Second, according to the paper, employers may perceive that participating in the auto-IRA program has a high administrative cost relative to the cost of running and controlling their own employee-sponsored plan.
“Although auto-IRAs are advertised as ‘free’ to employers, we expect that an auto-IRA program has a positive, though likely small, cost to the firm—the employer faces the administrative burden of registering for the program initially, automatically enrolling new employees, and facilitating the payroll deductions,” the researchers wrote.
Meanwhile, certain “behavioral factors” may also play a role, ranging from how business owners view the state programs to being persuaded by marketing from small plan providers.
“Third party ESRP administrators have responded to these state policies through targeted marketing, designed to convince small business owners to comply with the mandate by offering an ESRP rather than participating in the auto-IRA,” the team wrote. “It is possible that this marketing was particularly successful and effectively altered decision-makers’ perceptions of the costs and benefits of both ESRPs and auto-IRAs.”
Future Possibilities
According to the Georgetown Center, numerous other states are either getting ready to implement or are considering state-facilitated retirement programs.
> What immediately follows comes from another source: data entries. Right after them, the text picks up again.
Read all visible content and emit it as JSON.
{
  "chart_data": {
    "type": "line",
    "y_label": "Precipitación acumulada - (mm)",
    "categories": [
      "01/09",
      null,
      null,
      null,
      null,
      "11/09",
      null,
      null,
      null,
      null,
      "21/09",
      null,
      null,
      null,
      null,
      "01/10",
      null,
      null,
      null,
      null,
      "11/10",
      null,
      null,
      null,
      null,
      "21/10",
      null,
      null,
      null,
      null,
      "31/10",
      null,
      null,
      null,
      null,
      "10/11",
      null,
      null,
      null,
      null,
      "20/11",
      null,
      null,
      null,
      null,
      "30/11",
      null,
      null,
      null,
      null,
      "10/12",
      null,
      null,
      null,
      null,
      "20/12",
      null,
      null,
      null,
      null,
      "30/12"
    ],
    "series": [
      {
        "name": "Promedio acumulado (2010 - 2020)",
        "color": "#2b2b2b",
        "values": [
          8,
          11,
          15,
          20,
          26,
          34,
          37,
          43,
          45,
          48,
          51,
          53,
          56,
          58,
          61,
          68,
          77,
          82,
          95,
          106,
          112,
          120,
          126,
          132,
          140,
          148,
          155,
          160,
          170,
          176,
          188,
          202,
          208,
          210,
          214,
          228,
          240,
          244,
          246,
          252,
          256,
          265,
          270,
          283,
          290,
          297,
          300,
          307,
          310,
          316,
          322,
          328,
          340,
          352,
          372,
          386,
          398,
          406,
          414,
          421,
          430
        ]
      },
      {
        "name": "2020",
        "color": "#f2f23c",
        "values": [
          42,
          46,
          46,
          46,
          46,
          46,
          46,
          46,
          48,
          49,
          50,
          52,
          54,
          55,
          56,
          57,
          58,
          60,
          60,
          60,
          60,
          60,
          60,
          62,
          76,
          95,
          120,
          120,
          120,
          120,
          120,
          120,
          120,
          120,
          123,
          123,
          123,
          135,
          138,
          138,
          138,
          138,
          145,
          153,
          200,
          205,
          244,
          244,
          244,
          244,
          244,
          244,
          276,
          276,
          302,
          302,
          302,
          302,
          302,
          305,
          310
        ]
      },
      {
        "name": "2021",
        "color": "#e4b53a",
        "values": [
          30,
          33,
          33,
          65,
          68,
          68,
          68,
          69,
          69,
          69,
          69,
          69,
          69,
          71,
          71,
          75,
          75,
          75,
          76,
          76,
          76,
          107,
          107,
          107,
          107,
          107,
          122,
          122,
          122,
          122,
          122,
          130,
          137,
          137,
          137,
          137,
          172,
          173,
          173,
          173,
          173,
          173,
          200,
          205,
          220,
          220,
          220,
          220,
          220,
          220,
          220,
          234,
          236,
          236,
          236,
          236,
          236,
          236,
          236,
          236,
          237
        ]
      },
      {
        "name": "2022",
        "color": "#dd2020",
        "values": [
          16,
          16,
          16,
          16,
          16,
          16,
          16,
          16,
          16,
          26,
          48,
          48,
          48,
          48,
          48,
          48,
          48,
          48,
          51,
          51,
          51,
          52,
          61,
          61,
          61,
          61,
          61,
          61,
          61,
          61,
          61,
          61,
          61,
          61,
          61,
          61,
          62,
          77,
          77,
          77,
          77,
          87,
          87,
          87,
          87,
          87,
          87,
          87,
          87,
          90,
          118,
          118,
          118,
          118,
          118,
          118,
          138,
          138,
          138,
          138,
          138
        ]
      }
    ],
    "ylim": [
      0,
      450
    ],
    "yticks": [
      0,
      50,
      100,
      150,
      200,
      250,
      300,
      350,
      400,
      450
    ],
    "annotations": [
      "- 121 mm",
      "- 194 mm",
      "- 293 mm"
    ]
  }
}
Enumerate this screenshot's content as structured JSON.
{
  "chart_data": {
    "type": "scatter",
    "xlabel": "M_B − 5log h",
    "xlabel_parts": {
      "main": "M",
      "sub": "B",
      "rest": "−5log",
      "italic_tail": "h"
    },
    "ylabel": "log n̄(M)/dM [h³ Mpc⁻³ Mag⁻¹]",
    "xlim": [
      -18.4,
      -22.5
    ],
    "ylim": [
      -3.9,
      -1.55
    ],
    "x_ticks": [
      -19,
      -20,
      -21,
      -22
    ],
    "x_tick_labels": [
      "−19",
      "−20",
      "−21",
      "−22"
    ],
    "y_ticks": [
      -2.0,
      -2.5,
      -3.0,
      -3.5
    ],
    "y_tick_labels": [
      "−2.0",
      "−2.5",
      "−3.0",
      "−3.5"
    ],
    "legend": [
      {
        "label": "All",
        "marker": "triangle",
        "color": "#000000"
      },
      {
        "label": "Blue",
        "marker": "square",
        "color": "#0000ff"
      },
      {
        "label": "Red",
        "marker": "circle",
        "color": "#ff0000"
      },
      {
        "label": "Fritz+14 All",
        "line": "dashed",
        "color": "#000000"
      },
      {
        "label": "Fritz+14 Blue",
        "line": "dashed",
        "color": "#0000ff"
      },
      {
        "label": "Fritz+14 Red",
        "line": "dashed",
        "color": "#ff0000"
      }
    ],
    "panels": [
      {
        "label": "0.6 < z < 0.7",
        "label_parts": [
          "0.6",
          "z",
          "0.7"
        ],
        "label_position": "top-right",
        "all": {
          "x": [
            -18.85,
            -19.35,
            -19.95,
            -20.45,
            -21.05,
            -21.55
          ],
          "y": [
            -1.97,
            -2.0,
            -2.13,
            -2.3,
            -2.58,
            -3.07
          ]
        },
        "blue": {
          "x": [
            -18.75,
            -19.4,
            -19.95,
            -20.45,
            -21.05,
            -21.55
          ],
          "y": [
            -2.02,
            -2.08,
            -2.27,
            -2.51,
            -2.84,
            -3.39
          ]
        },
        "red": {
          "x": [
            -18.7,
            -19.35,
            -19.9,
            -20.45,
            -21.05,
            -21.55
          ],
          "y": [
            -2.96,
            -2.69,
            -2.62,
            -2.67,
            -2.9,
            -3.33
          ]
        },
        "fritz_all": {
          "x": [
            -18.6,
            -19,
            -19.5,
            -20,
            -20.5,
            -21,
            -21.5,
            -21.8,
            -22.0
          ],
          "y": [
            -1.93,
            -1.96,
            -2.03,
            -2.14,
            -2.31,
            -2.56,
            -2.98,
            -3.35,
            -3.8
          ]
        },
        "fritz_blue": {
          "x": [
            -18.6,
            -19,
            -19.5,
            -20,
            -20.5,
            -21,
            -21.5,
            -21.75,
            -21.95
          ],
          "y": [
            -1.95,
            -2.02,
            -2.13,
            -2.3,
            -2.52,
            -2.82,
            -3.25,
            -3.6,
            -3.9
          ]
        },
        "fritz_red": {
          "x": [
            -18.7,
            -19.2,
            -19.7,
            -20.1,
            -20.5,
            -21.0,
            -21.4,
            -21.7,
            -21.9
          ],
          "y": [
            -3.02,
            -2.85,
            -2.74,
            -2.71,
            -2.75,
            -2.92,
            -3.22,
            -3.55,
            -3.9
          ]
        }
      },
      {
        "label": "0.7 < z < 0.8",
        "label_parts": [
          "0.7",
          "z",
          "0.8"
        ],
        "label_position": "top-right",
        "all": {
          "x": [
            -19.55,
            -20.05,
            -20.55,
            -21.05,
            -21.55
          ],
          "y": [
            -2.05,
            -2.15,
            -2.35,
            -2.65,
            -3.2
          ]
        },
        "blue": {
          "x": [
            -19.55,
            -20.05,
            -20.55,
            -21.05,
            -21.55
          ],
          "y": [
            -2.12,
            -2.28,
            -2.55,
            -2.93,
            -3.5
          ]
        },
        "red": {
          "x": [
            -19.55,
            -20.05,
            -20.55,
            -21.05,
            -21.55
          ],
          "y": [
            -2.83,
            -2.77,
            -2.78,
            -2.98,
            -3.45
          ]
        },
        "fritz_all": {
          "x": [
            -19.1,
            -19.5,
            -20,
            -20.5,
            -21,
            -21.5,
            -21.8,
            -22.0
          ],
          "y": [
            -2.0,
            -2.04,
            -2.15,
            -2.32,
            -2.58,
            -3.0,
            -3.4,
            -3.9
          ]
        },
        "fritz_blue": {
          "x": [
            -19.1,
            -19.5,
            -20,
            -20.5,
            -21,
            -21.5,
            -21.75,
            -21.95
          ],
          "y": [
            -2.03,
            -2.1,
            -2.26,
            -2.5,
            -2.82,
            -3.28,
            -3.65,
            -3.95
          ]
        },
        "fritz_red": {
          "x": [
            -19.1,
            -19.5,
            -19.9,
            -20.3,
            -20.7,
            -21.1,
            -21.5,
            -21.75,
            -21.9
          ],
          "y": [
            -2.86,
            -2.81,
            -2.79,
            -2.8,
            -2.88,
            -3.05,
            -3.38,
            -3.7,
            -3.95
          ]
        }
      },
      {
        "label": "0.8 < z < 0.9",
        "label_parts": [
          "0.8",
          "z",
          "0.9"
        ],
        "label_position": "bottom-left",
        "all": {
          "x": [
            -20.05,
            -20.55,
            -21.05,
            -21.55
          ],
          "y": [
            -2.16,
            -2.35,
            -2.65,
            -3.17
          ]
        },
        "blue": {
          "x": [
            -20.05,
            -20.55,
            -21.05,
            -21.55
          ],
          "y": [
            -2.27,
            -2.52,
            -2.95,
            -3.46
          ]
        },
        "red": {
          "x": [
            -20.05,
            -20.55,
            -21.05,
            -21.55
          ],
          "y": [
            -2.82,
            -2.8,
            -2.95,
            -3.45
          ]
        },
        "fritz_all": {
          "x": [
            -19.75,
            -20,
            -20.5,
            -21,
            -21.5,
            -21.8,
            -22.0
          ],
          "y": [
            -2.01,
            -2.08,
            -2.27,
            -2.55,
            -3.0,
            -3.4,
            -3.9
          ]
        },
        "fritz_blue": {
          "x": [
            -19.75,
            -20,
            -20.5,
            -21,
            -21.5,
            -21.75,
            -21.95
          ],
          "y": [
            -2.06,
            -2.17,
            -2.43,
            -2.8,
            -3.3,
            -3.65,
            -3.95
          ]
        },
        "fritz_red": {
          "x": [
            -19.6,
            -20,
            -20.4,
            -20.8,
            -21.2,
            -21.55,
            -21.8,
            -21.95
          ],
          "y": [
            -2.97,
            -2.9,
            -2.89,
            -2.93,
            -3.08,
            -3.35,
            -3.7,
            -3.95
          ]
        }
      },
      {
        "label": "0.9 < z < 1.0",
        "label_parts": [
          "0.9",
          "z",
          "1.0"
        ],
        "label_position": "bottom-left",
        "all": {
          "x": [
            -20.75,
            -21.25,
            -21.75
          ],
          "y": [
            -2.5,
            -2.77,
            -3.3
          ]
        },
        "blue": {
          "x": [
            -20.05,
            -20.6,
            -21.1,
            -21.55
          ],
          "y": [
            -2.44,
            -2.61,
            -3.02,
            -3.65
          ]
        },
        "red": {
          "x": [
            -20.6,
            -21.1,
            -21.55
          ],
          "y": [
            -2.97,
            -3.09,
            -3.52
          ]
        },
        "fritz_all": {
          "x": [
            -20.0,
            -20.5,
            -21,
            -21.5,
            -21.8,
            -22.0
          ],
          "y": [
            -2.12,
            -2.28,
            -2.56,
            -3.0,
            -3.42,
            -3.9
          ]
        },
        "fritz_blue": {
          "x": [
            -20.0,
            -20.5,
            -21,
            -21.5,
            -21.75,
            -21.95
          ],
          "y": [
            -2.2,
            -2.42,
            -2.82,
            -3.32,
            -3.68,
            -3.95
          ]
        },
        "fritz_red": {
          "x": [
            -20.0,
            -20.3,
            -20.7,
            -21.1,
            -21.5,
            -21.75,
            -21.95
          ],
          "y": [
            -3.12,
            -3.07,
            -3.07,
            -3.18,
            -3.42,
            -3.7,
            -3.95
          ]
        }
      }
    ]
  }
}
Meanwhile, a federal retirement mandate has been floated that could get a hearing again in 2025 depending on the result of fall U.S. elections. Representative Richard Neal, D-Massachusetts, the ranking member of the U.S. House Committee on Ways and Means, proposed earlier this year the Automatic IRA Act of 2024, which was followed quickly by retirement industry support.
Vestwell’s Schumm supports that bill and any legislation that would expand “individuals’ access to savings across the country,” and he does not anticipate the Automatic IRA Act would have a negative effect on the state programs.
“The bill, in its current form, does not affect workers currently enrolled in a state-facilitated plan,” he says. “Ultimately, the more awareness brought to the savings crisis, the closer we will realize our mission of closing the savings gap.”
The paper, “Why Do Employers Establish Retirement Savings Plans? Evidence from State ‘Auto-IRA’ Policies,” was written by researchers Adam Bloomfield of the Georgetown University Center for Retirement Initiatives; Lucas Goodman who was with the Office of Tax Analysis, at the U.S. Department of Treasury when the research was done; Mania Rao of the AARP Public Policy Institute and the Georgetown Center; and Sita Slavov of George Mason University and National Bureau of Economic Research.